If a value obtained by subtracting the total amount of reading from the total amount of writing (the amount of stored data in the ring memory 320) is within the capacity of the ring memory 320, no problem arises. If the amount of stored data in the ring memory 320 exceeds the capacity of the ring memory 320, however, the position for writing is beyond the position for reading, so that a portion which is not read out in the sound data stored in the ring memory 320 arises.
Specifically, in FIG. 47, the position for writing and the position for reading of the ring memory 320 are moved rightward. However, the moving speeds of both the positions do not necessarily coincide with each other. The reason for this is that the reading speed from the ring memory 320 is constant, while the writing speed to the ring memory 320 varies depending on the ratio of the voice section to the silence section and the compression rate.
Immediately after reproduction is started, written data are instantly read out, whereby the position for reading is just behind the position for writing. The larger the silence section is and the larger the compression rate is, the lower the writing speed is. Conversely, the smaller the silence section is and the smaller the compression rate is, the higher the writing speed is. If the writing speed is increased and the amount of writing is larger than the amount of reading by the capacity of the ring memory 320, the position for wiring is beyond the position for reading. Consequently, a portion which is not read out in the sound data stored in the ring memory 320 arises.

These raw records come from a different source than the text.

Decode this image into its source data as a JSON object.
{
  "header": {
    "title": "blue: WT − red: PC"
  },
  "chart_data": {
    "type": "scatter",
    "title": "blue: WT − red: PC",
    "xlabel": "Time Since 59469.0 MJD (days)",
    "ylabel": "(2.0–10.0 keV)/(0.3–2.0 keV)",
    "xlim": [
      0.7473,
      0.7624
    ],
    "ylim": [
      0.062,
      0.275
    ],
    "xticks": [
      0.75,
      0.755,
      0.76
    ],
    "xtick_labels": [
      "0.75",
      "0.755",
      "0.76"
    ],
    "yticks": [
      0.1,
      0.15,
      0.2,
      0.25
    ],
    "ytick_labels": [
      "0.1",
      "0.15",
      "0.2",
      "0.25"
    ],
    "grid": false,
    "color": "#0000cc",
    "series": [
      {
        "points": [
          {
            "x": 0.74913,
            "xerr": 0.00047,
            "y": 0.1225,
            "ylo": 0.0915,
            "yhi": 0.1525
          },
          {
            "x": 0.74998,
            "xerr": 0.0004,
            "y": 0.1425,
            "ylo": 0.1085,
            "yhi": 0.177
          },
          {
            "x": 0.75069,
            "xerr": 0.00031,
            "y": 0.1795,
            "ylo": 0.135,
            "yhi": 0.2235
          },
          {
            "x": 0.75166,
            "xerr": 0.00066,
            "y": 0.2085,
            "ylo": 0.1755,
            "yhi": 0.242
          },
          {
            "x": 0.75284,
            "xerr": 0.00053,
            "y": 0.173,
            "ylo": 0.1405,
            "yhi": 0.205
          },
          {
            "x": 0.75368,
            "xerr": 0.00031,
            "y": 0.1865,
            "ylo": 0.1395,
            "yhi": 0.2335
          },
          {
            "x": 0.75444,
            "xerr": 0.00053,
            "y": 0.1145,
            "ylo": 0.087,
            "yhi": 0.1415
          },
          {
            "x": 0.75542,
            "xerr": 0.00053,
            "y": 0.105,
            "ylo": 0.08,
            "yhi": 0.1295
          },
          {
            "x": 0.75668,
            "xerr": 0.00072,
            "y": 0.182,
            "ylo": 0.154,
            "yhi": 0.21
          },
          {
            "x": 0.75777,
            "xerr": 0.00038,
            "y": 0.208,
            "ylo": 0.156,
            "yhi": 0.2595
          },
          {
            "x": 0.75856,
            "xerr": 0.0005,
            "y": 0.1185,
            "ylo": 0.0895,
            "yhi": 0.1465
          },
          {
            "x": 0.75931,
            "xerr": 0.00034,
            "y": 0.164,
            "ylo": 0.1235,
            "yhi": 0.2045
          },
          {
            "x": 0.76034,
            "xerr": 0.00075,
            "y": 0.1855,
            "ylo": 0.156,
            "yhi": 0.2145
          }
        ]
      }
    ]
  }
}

In the present embodiment, therefore, the compression rate is controlled depending on the margin of the ring memory 320 found on the basis of the amount of stored data in the ring memory 320, as shown in FIG. 47, so as to prevent such circumstances from occurring.

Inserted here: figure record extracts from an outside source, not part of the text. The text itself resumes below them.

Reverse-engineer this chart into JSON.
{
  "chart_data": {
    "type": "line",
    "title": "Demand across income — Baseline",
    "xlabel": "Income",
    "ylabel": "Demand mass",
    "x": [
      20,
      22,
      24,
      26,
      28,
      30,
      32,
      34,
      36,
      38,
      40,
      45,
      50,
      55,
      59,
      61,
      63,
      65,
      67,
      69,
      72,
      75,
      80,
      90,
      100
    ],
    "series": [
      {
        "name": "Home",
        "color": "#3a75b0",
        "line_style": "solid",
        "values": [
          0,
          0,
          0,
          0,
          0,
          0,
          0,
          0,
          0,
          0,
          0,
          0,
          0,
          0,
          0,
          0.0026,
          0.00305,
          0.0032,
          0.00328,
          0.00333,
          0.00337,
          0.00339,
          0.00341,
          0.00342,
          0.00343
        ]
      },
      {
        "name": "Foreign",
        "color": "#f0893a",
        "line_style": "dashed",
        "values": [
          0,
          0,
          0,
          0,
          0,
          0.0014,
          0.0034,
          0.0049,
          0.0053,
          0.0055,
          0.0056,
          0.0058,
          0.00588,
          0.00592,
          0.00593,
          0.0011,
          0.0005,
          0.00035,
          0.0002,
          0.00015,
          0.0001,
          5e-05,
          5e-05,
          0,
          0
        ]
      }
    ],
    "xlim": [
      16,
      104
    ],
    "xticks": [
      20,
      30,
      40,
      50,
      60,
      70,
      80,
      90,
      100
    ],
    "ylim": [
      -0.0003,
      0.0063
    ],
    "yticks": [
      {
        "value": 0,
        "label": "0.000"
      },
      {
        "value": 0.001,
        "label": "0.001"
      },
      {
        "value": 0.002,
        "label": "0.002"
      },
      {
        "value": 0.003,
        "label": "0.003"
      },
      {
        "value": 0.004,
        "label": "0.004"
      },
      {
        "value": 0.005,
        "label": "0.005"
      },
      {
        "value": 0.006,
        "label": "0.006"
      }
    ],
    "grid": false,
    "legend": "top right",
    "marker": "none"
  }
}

Specifically, the compression rate is changed into eight stages depending on the margin so that the factor of the output voice speed relative to the standard voice speed is changed into 8 stages in the range of 1 to 2 at the time of reproduction at twice the speed. The compression rate is changed into eight stages depending on the margin so that the factor of the output voice speed relative to the standard voice speed is changed into 8 stages in the range of 1 to 3 at the time of reproduction at three times the speed.
TABLE 6
__________________________________________________________________________
margin
4.0 3.5 3.0 2.5 2.0 1.5 1.0 0..5
or more
or more
or more
or more
or more
or more
or more
or more
factor
1 1.1 1.2 1.3 1.4 1.6 1.8 2.0
of speed
__________________________________________________________________________
Therefore, if the silence section is large, the margin can be increased by deleting the silence section, whereby the output voice speed comes closer to the standard voice speed. On the other hand, when the silence section is small, the output voice speed becomes twice the standard voice speed so that no voice section is deleted.
Means for subjecting the sound data to compression processing and means for deleting the silence section may be provided in the succeeding stage of the ring memory 320. In this case, the reading speed from the ring memory 320 is controlled.

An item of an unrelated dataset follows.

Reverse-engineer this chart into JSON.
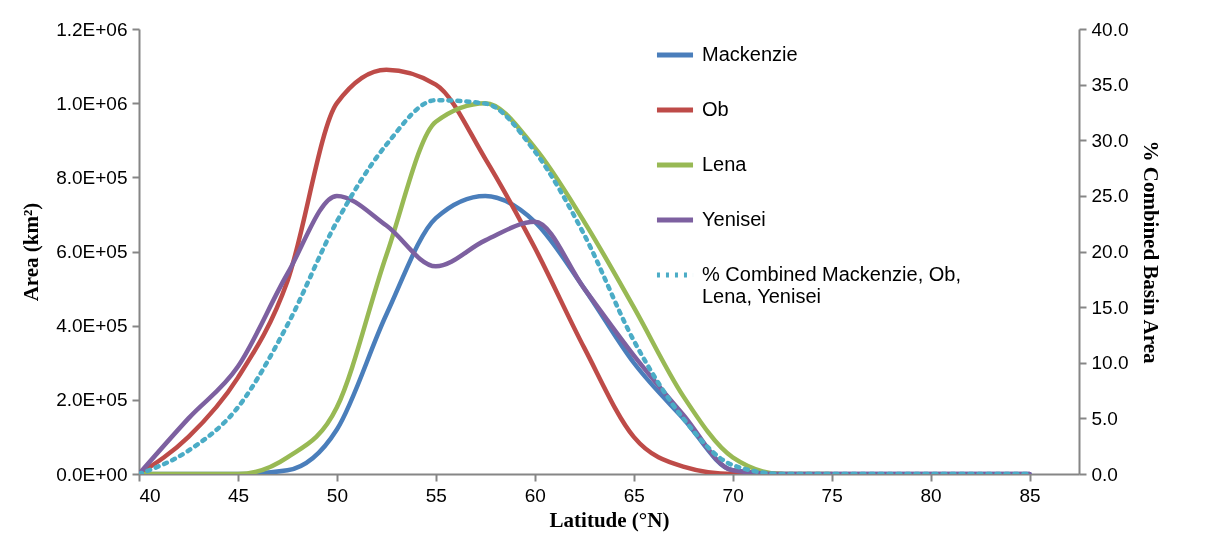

At the time of reproduction at the standard speed, the sound data corresponding to the silence section are deleted and the sound data corresponding to the voice section are expanded, thereby to make it possible to convert voice with high speed into voice with low speed. Consequently, voice with high speed can be changed into voice which is easily caught by the aged.
Although the present invention has been described and illustrated in detail, it is clearly understood that the same is by way of illustration and example only and is not to be taken by way of limitation, the spirit and scope of the present invention being limited only by the terms of the appended claims.